Notre invité témoin : Dr Marc Pilliot

Certes, le lait maternel est l’aliment le mieux adapté aux besoins du nouveau‐né et du jeune nourrisson. Certes les bénéfices Santé de l’allaitement maternel sont très nombreux et largement prouvés chez l’enfant et chez la mère. Mais, en fait...

 

L’allaitement maternel est beaucoup plus qu’une simple histoire de sein ou qu’un sujet de nutrition. Parler d’allaitement, c’est aussi parler de la sensualité, des émotions, des hésitations, des ambivalences vécues au travers de cette relation mère‐enfant qui se cherche et qui s’établit à des rythmes variables. Dans l’allaitement, la mère est rapidement confrontée à des vagues d’émotions et aux réminiscences de sa propre histoire, aux croyances et aux valeurs de son entourage et de la société. Bref, pour la mère, la grossesse, puis l’allaitement maternel sont de véritables chemins initiatiques lui permettant d’aller à la rencontre d’elle‐même, à la rencontre de ses ressources profondes et, à la fin du compte, à la rencontre de son enfant.

 

C’est pour cela que l’allaitement maternel est aussi une histoire d’hommes : des hommes qui ont un rôle important à jouer dans l’accompagnement et le soutien de leur compagne en prise avec toutes les évolutions d’elle‐même ; des hommes qui, à cette occasion, découvrent une autre dimension de leur conjointe, une dimension symbolique qui les oblige à la modestie vis‐à‐vis d’eux‐mêmes et à l’émerveillement des liens qui s’établissent pendant les moments intimes de nutrition ; des hommes qui, à cette occasion, peuvent s’ouvrir à leur propre sensibilité et cheminer ainsi vers le tréfonds d’eux‐mêmes et vers la relation avec l’enfant. Bref, une véritable évolution de la masculinité.

 

Mais l’allaitement est aussi une histoire de bébé, un bébé en pleine « interaction » avec sa mère. Certes, avec la succion, il va stimuler et réguler la lactation, à son propre rythme et en fonction de ses besoins mais, contre le sein, il sera aussi en position optimale pour échanger des regards, ouvrir sa main pour masser le sein ou pour la tendre vers le visage de sa mère, ou bien encore lâcher le sein de sa bouche et le reprendre : autant d’échanges qui se font dans les rythmes de la tétée, dans la variété des goûts et des saveurs du lait, dans la chaleur du toucher, dans la douceur des regards, dans l’émotion des sentiments.
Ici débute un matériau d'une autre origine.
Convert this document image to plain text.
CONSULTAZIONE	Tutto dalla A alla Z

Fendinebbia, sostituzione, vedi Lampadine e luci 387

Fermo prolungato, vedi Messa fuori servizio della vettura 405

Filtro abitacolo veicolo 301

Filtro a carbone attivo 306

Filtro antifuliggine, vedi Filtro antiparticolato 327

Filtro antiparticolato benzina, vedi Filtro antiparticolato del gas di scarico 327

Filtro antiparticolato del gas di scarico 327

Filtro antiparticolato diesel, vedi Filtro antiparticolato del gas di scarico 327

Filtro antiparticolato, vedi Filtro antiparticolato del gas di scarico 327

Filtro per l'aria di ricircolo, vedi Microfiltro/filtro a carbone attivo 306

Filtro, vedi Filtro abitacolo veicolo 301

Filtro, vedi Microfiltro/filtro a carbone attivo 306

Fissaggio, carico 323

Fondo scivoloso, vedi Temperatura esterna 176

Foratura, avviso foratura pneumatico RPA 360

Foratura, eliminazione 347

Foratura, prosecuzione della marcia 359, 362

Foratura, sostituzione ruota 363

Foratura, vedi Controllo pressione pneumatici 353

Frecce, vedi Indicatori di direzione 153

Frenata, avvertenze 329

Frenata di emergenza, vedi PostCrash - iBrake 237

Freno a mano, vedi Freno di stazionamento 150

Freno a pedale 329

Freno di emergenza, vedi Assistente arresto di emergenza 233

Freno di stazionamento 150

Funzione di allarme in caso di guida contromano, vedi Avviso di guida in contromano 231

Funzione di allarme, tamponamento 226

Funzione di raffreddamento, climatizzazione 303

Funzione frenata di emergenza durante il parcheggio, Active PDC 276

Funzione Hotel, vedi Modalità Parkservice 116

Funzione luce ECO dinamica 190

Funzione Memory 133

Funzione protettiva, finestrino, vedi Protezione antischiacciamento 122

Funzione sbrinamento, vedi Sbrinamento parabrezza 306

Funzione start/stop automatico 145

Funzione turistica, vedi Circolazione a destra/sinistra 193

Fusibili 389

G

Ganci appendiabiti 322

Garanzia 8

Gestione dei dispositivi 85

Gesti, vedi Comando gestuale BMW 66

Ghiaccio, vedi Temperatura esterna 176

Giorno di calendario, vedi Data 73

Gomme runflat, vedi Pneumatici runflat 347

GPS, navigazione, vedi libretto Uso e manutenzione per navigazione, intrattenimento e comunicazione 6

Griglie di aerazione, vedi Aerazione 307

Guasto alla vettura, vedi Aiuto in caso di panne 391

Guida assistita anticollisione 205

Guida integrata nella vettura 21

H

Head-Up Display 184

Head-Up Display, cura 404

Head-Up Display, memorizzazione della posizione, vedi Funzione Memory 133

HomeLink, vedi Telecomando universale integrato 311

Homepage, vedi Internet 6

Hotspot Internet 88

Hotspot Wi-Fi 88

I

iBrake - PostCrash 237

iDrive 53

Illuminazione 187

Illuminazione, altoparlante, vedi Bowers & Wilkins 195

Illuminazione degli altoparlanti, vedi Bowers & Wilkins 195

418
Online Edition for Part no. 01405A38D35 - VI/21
Ce mélange intime et simultané de la nutrition lactée et de la nourriture affective a de quoi amplifier l'attachement si indispensable pour « sécuriser » le jeune nourrisson.

 

Mais l’allaitement va encore bien au‐delà du cercle intime du couple et de son enfant : c’est aussi une histoire de société et de culture. Certes, la lactation est une fonction naturelle, mais la pratique de l’allaitement est un geste éminemment culturel, imprégné de sens, de fantasmes, de fausses croyances, de valeurs ou de coutumes culturelles. En France, nous sommes d’emblée en difficulté face à l’allaitement car nous sommes, depuis plusieurs siècles, dans une culture de séparation et de non‐allaitement : pour tenir leur rang social, les nobles et les bourgeoises donnaient leur enfant à une nourrice, puis à un éducateur.

 

Encore actuellement, les séparations sont prônées dans la société française : haro sur le bébé dans la chambre des parents ou bien souvent porté dans les bras, allaitement et maternage prolongés considérés comme « une aliénation de la femme », crèche à 2 mois, école à 2 ans... autant d’éléments qui sont beaucoup moins marqués dans les autres pays, y compris en occident. Mais de nombreux autres facteurs freinent aussi l’allaitement maternel en France et notamment, entre autres :

  • Une médicalisation souvent excessive de la grossesse et de l’accouchement, favorisant ainsi le stress chez la future mère, voire une perte de confiance en soi

  • Une formation initiale sur l’allaitement inexistante pour les médecins et très inégale pour les autres professionnel(le)s de santé

  • Une information insuffisante des parents, voire des conseils contradictoires qui perturbent les mères et conduisent souvent à des échecs. Cela est d’autant plus délétère que les mères culpabilisent toujours de ne pas allaiter le temps qu’elles auraient souhaité

  • Une banalisation pressante de l’alimentation artificielle dans la société, mais aussi chez beaucoup de professionnel(le)s : à titre d’exemple, les rayons les plus visibles dans une pharmacie sont souvent ceux avec des tétines et avec des laits pour nourrissons

  • Un congé de maternité postnatal trop court qui, non seulement conduit souvent à exposer un trop jeune nourrisson aux germes d’une collectivité, mais aussi oblige la mère à se séparer de son bébé à un moment où elle commence tout juste à être à l’aise avec lui

    Bref, dans notre société, les mères sont bien seules face à leur désir d’allaiter.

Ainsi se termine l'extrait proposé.